Reverse em-problem based on Bregman divergence and its application to classical and quantum information theory
Masahito Hayashi
TL;DR
The paper tackles the problem of computing channel capacity without iteration by reframing the reverse em-problem in a $Bregman$-divergence–driven information-geometric setting. It establishes existence and uniqueness of the inverse map under structured conditions, and shows how the reverse em-problem can be transformed into standard em-problems, leading to a non-iterative formula in special cases and a deeper geometric understanding. By developing a general theory for $m$- and $e$-projections, dual parametrizations, and projections in both classical and quantum contexts, the work extends and unifies analytic capacity calculations previously proposed in the literature. The approach not only clarifies why certain analytic methods succeed in specific instances but also broadens their applicability to classical and quantum channel problems, including wiretap and classical-quantum channels, thereby offering a versatile toolbox for non-iterative capacity computation and information-geometry–driven optimization. Overall, the paper demonstrates that information geometry, via $Bregman$ divergence and projection theory, provides a powerful lens for transforming and solving reverse-EM optimization problems with practical impact on channel capacity analyses.
Abstract
The recent paper (IEEE Trans.
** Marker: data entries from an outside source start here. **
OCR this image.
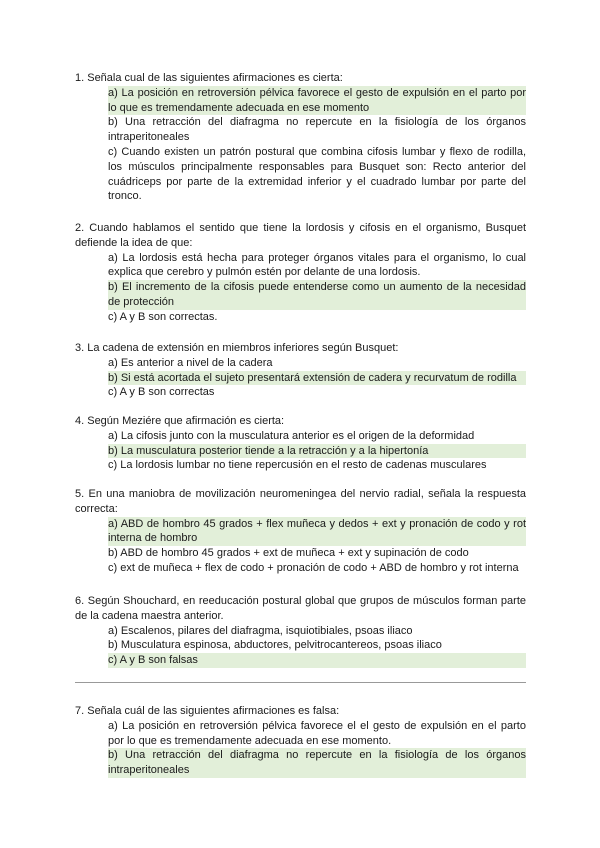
1. Señala cual de las siguientes afirmaciones es cierta:

a) La posición en retroversión pélvica favorece el gesto de expulsión en el parto por lo que es tremendamente adecuada en ese momento
b) Una retracción del diafragma no repercute en la fisiología de los órganos intraperitoneales
c) Cuando existen un patrón postural que combina cifosis lumbar y flexo de rodilla, los músculos principalmente responsables para Busquet son: Recto anterior del cuádriceps por parte de la extremidad inferior y el cuadrado lumbar por parte del tronco.

2. Cuando hablamos el sentido que tiene la lordosis y cifosis en el organismo, Busquet defiende la idea de que:

a) La lordosis está hecha para proteger órganos vitales para el organismo, lo cual explica que cerebro y pulmón estén por delante de una lordosis.
b) El incremento de la cifosis puede entenderse como un aumento de la necesidad de protección
c) A y B son correctas.

3. La cadena de extensión en miembros inferiores según Busquet:

a) Es anterior a nivel de la cadera
b) Si está acortada el sujeto presentará extensión de cadera y recurvatum de rodilla
c) A y B son correctas

4. Según Meziére que afirmación es cierta:

a) La cifosis junto con la musculatura anterior es el origen de la deformidad
b) La musculatura posterior tiende a la retracción y a la hipertonía
c) La lordosis lumbar no tiene repercusión en el resto de cadenas musculares

5. En una maniobra de movilización neuromeningea del nervio radial, señala la respuesta correcta:

a) ABD de hombro 45 grados + flex muñeca y dedos + ext y pronación de codo y rot interna de hombro
b) ABD de hombro 45 grados + ext de muñeca + ext y supinación de codo
c) ext de muñeca + flex de codo + pronación de codo + ABD de hombro y rot interna

6. Según Shouchard, en reeducación postural global que grupos de músculos forman parte de la cadena maestra anterior.

a) Escalenos, pilares del diafragma, isquiotibiales, psoas iliaco
b) Musculatura espinosa, abductores, pelvitrocantereos, psoas iliaco
c) A y B son falsas

7. Señala cuál de las siguientes afirmaciones es falsa:

a) La posición en retroversión pélvica favorece el el gesto de expulsión en el parto por lo que es tremendamente adecuada en ese momento.
b) Una retracción del diafragma no repercute en la fisiología de los órganos intraperitoneales
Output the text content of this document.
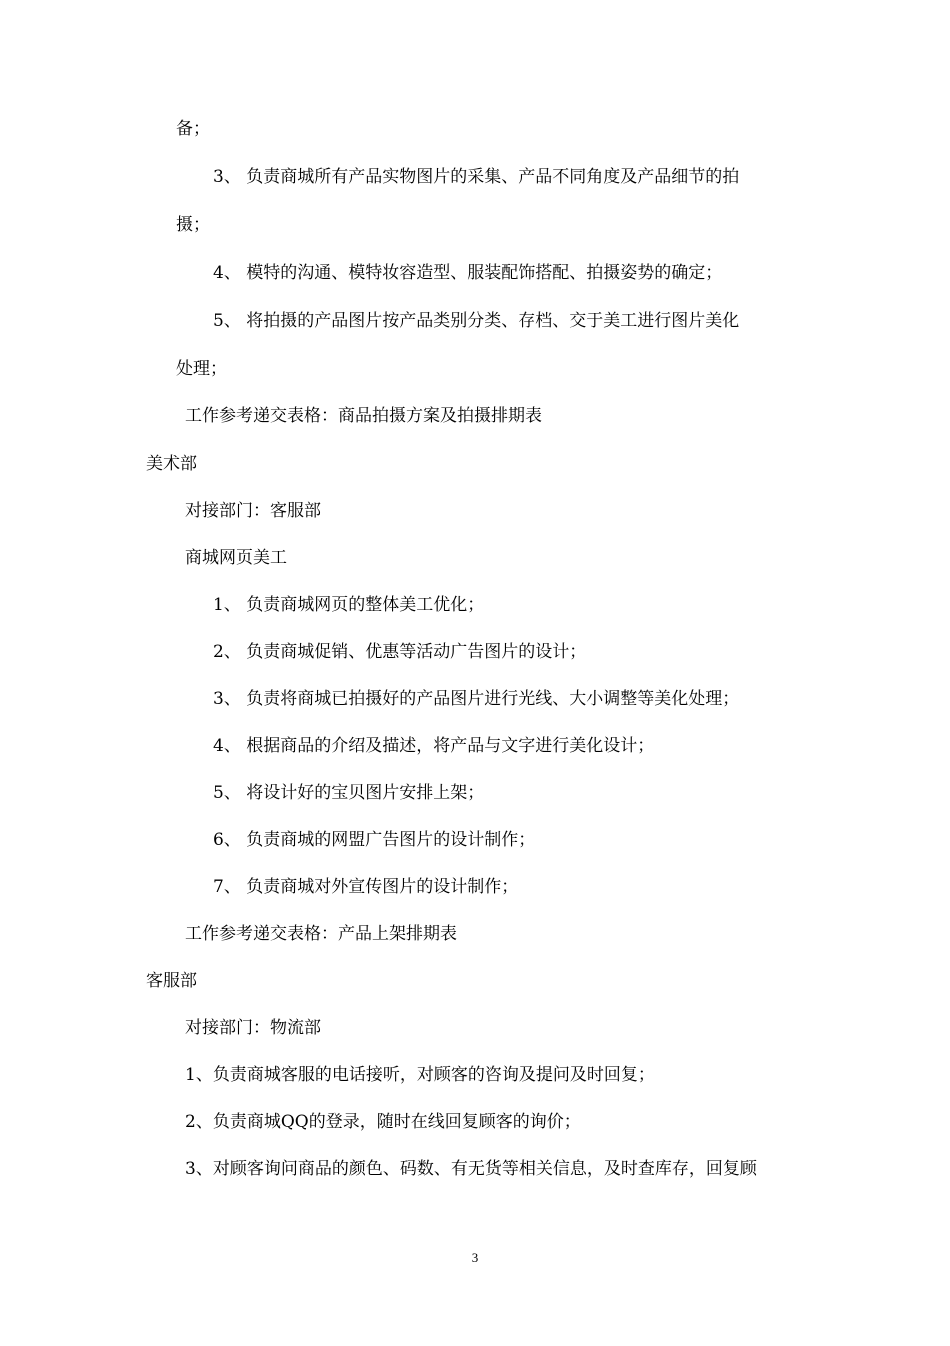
备；
3、 负责商城所有产品实物图片的采集、产品不同角度及产品细节的拍
摄；
4、 模特的沟通、模特妆容造型、服装配饰搭配、拍摄姿势的确定；
5、 将拍摄的产品图片按产品类别分类、存档、交于美工进行图片美化
处理；
工作参考递交表格：商品拍摄方案及拍摄排期表
美术部
对接部门：客服部
商城网页美工
1、 负责商城网页的整体美工优化；
2、 负责商城促销、优惠等活动广告图片的设计；
3、 负责将商城已拍摄好的产品图片进行光线、大小调整等美化处理；
4、 根据商品的介绍及描述，将产品与文字进行美化设计；
5、 将设计好的宝贝图片安排上架；
6、 负责商城的网盟广告图片的设计制作；
7、 负责商城对外宣传图片的设计制作；
工作参考递交表格：产品上架排期表
客服部
对接部门：物流部
1、负责商城客服的电话接听，对顾客的咨询及提问及时回复；
2、负责商城QQ的登录，随时在线回复顾客的询价；
3、对顾客询问商品的颜色、码数、有无货等相关信息，及时查库存，回复顾
3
IT 69, 1680) introduced an analytical method for calculating the channel capacity without the need for iteration. This method has certain limitations that restrict its applicability. Furthermore, the paper does not provide an explanation as to why the channel capacity can be solved analytically in this particular case. In order to broaden the scope of this method and address its limitations, we turn our attention to the reverse em-problem, proposed by Toyota (Information Geometry, 3, 1355 (2020)). This reverse em-problem involves iteratively applying the inverse map of the em iteration to calculate the channel capacity, which represents the maximum mutual information. However, several open problems remained unresolved in Toyota's work. To overcome these challenges, we formulate the reverse em-problem based on Bregman divergence and provide solutions to these open problems. Building upon these results, we transform the reverse em-problem into em-problems and derive a non-iterative formula for the reverse em-problem. This formula can be viewed as a generalization of the aforementioned analytical calculation method. Importantly, this derivation sheds light on the information geometrical structure underlying this special case. By effectively addressing the limitations of the previous analytical method and providing a deeper understanding of the underlying information geometrical structure, our work significantly expands the applicability of the proposed method for calculating the channel capacity without iteration.